As you rush in and you throw your folders onto the secretary's desk
nearly spilling her coffee. At the same time you shout at your secretary
“Have those typed for me before lunch".
Anger is one of the basic human emotions when we feel threated. Our
bodies automatically prepare to fight or flight in threatened
situations. Our heart races, our mouth become dry, our pupils constrict,
our breath becomes shorter, our speech becomes louder and our bodies
tend to become tense. Anger tends to escalate and becomes contagious for
a lot of people. If you become angry while speaking with someone, both
of you may end up talking louder and louder and now you start developing
a hostile posture.
Though anger is an instinctive reaction, the extent to which we express
our anger depends on your attitude. If you are generally hostile in
viewing the world, you are likely to perceive threats and feel like you
need to defend yourself in situations where others would remain calm.
You may tend to leap to conclusions and misinterpret the intentions of
others. You may feel that you are too easily taken advantage and much
more likely to become angry. Irritability is a term for the emotional
tone that's usually comes before your anger.
There are ways in which we can
deal with our anger. You may repress
anger and some therapists believe that once it is bottled up, anger
comes to the surface in the form of depression. You may deal with anger
passively for example, by refusing to talk or dragging your feet on an
important project. You may place anger on obviously easier targets. For
example, if your boss humiliates you, you may feel unable to respond to
the situation and when you get home, you scream at your wife instead.
Even if you are not normally an angry person, you may be prone to
becoming angry when you have too much to drink or taking drugs like
cocaine and amphetamines. These can cause increased irritability and
then your common sense diminishes and your irritability increases
leading to anger.
Hate is a chronic form of anger. Hate itself is not actually a mental
illness but in the medical field, professionals would probably agree
that is not healthy.
How to
cope with Anger
?
If you suffer from frequent bouts of anger, you may benefit from anger
management. This is the type of psychotherapy where you can identify
your tendency to perceive hostility on others when it really is not
intended. Thereby, you can then decrease your anger response.
You can learn what triggers your anger so that you can avoid them or
diffuse them first rather than just immediately react with anger.
You can learn relaxation techniques to decrease tension.

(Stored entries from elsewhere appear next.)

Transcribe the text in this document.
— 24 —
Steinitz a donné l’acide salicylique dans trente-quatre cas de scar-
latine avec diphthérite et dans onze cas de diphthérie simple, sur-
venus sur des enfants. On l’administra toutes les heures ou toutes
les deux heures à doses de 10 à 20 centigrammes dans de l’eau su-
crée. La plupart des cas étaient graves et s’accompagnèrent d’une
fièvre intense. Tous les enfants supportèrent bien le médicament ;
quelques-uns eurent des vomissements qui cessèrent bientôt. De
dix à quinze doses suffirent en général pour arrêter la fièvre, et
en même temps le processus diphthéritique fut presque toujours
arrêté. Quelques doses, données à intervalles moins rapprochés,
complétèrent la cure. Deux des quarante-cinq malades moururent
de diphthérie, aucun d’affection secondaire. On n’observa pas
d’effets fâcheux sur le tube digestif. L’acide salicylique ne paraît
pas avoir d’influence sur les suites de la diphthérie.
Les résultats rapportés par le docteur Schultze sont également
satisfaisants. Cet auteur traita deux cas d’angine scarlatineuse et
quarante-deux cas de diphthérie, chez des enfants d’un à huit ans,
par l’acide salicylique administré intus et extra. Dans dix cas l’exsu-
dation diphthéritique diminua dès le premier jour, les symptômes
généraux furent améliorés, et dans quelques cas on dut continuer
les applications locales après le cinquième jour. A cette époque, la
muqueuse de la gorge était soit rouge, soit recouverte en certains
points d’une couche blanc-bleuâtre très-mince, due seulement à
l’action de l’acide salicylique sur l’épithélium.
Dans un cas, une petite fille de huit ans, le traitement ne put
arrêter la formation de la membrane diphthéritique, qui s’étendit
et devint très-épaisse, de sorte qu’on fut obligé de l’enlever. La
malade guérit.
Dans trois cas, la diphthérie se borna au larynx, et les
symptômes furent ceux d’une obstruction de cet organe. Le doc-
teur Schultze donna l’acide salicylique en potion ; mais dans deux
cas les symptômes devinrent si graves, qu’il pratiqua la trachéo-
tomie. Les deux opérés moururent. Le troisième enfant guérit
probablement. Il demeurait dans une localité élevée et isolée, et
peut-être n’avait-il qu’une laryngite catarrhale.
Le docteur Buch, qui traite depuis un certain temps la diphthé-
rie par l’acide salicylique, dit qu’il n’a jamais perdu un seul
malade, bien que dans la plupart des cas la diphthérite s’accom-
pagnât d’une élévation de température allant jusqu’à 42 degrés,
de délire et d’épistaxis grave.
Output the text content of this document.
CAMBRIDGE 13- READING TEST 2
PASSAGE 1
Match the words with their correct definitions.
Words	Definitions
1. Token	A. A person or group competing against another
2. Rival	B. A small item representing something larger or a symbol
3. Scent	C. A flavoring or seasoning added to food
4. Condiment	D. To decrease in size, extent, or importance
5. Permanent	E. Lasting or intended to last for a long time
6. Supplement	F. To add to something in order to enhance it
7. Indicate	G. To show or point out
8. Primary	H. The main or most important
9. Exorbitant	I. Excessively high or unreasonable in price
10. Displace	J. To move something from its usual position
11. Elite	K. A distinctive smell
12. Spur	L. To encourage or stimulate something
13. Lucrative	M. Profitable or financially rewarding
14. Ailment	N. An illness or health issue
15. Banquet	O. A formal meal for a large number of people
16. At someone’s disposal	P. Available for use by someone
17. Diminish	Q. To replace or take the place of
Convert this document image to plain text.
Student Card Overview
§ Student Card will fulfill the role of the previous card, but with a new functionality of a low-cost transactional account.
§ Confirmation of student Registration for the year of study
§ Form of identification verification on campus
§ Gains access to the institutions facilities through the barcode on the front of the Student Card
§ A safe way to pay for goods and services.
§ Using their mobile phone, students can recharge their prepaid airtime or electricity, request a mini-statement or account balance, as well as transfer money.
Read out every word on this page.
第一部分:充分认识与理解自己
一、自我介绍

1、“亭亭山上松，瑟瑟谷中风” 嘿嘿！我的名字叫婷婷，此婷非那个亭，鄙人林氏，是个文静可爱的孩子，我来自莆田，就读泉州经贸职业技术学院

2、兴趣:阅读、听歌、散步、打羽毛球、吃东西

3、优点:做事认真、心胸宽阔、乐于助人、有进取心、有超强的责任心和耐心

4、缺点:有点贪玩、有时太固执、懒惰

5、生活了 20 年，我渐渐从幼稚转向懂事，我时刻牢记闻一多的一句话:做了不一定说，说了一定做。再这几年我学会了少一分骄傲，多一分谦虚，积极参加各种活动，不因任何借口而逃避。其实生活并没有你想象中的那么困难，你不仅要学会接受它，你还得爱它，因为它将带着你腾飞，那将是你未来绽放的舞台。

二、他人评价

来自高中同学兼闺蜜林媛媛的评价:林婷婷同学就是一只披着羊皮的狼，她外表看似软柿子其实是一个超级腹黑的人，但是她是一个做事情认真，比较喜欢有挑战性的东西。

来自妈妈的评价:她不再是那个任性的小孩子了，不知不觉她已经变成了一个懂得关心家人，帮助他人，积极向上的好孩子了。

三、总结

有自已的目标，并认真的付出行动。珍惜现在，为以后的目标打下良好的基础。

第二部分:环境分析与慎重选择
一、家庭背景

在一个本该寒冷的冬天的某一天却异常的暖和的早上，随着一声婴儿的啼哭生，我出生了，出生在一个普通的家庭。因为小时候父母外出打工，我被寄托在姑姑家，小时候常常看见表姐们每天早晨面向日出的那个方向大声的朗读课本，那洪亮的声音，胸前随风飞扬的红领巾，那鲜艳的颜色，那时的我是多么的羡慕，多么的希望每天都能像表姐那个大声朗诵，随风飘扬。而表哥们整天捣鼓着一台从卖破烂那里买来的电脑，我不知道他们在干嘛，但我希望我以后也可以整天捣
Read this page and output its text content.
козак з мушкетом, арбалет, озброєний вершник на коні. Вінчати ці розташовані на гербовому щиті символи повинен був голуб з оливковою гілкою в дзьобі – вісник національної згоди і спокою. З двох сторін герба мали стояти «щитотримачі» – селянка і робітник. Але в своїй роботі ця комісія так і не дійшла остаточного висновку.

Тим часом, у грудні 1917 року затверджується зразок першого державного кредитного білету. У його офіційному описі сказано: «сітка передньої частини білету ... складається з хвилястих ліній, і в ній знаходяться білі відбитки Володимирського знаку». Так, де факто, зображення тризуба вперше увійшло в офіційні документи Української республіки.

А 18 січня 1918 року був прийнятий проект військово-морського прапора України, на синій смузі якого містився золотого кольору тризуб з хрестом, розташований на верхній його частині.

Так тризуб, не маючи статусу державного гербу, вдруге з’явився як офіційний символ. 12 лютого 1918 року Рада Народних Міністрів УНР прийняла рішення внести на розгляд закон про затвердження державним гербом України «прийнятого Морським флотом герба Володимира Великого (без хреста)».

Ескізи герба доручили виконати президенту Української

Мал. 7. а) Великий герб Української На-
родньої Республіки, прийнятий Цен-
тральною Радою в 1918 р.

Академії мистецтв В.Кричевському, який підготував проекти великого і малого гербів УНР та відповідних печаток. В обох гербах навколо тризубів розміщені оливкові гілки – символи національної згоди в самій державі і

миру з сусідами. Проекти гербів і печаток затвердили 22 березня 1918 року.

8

This way you
can gain confidence in your ability to remain in control of your
feelings. You may still lose your temper from time to time, but you
regain control faster.
Let’s discuss parents with children. One thing a parent should not do is
hit out of anger. Before you lift your hand to strike a child, first
think “Why am I ready to hit him or her”. This way you have given
yourself a few seconds to calm down and take control. Are you hitting
because someone just made you angry and your child just happens to make
a remark that irritates you.
Hitting is not usually the answer. Punishment works much better. Take
away what the child really likes and stick with your punishment. Don’t
give in because then your child will know you are not serious with
punishments.
With the fast pace in life that we go through every day, especially when
two parents are working, we really need just to sit down even if it's
for 15 minutes, close your eyes and relax. Also, what is a great way to
relieve tension in the home is to have a family meeting once a week
because if anybody is feeling angry or something is bottled up inside,
tension can be relieved because anger outcomes occur.